Talking of visual spectacles, many of you will know that a lunar eclipse is taking place during April. The best places to see it are in North, Central and South America, but Cambridge gets a glimpse at 5.55am on the morning of 15th April. Sadly, it’s all over by 5.57am when the moon sets.
For countless millennia, humankind has observed such moments and considered them to be auspicious. In ancient China, a myth developed that a celestial dragon was eating the moon (or sun) during an eclipse. It’s still a tradition in some parts of China today to beat pots and pans during an eclipse to ward off this evil attack. The Chinese name for ‘eclipse’ is 吃 (‘chih’) meaning, literally, ‘to eat’.
The ancient Greeks also attached various mythological beliefs to eclipses. However, the word that they chose to describe it – ekleipo – means, simply, ‘to fail’. When one of the heavenly bodies is seemingly extinguished, it has failed.

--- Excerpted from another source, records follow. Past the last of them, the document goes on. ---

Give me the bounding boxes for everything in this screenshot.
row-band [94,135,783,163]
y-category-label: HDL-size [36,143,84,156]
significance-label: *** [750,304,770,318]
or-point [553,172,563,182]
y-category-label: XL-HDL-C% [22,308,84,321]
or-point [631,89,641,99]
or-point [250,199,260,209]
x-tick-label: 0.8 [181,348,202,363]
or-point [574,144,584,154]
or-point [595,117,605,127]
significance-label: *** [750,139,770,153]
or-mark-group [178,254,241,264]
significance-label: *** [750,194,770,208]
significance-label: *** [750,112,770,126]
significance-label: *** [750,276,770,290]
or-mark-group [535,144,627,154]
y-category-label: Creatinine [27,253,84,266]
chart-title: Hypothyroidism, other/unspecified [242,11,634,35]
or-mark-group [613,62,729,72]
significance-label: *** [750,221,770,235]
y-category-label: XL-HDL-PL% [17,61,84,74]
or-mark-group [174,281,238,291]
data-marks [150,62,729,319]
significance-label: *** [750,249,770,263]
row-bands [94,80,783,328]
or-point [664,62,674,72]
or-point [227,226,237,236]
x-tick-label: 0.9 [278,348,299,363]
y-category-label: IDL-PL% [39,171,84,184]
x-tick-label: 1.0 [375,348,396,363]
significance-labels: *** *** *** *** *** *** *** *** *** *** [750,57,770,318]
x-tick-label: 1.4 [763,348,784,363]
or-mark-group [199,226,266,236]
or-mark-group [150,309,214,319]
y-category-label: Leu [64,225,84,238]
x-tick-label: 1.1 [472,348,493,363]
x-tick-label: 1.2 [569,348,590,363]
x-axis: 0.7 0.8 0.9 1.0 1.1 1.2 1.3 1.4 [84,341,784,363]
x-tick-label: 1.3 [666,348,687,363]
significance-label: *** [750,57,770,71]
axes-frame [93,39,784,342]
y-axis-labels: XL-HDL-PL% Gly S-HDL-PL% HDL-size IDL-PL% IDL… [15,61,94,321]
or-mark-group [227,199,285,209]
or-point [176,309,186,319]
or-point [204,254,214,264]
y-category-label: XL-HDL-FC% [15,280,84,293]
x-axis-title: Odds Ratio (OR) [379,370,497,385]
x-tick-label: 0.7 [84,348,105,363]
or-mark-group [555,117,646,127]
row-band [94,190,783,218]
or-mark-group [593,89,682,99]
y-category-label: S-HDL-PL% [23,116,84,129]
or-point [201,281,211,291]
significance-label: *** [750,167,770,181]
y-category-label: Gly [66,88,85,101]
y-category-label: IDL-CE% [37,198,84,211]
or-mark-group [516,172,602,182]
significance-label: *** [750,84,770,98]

In Luke’s Gospel, the word ekleipo is used in 23:45 to describe the failure of the sun’s light as Jesus is crucified. The word is also spoken by Jesus, when He comforts his disciples just prior to His arrest:
“Simon, Simon, behold, Satan demanded to have you, that he might sift you like wheat, but I have prayed for you that your faith may not fail (ekleipo). And when you have turned again, strengthen your brothers.” (Luke 22:31-32 ESV)
Jesus’ words are not quite what many would expect in this particular situation. Firstly, Simon Peter is given the terrifying news that Satan has asked to have him (and the other disciples) that he might sift them like wheat. The thought of being vigorously shaken in ‘Satan’s Sieve’ is a horrid one; it sounds like one of the very worst of human experiences is on its way. Secondly, Jesus reveals that He has prayed for the disciples – wonderful news, things are looking up! However, thirdly, we discover that Jesus has not prayed that the disciples will be spared this sifting process. It seems like the obvious thing to ask for. Surely it’s better to not go through trials and tribulations? Jesus has prayed, instead, that the sifting won’t lead to the failure of their faith. The disciples must shine, even on a day so awful that the sun can’t manage to do so.
Strange as it may seem, this is one of many occasions when Jesus calls for endurance within a difficult situation, rather than avoidance of that situation. Disciples are to expect tough times.
As Christ concludes His beautiful Sermon on the Mount, He tells the story of the wise and foolish builders: one builds his house on sand, the other on rock; both experience the same hardships: rain, floods and wind beating against the house. The house built on rock endures, unlike the neighbouring property with poor foundations.
Similarly, Jesus quantifies the benefits of following Him in these terms (italics are mine):
‘Jesus said, “Truly, I say to you, there is no one who has left house or brothers or sisters or mother or father or children or lands, for my sake and for the gospel, who will not receive a hundredfold now in this time, houses and brothers and sisters and mothers and children and lands, with persecutions, and in the age to come eternal life.’ (Mark 10:29-30 ESV)
It seems that Christians are only kidding themselves if they assume discipleship will involve exclusively happy, safe experiences – like perusing colour charts, or moving house from one beautiful city to another.
Of course, it’s fine to seek to avoid trouble and it’s fine to pray to be spared difficulties. But, should such times come upon us, we need to remember that Jesus warned us they would. And we need to be assured that Jesus is intervening on behalf of the most important thing: our faith.
With the power of Christ’s prayers behind us, our faith isn’t eaten up by the evil one or the world; it can still rise and shine.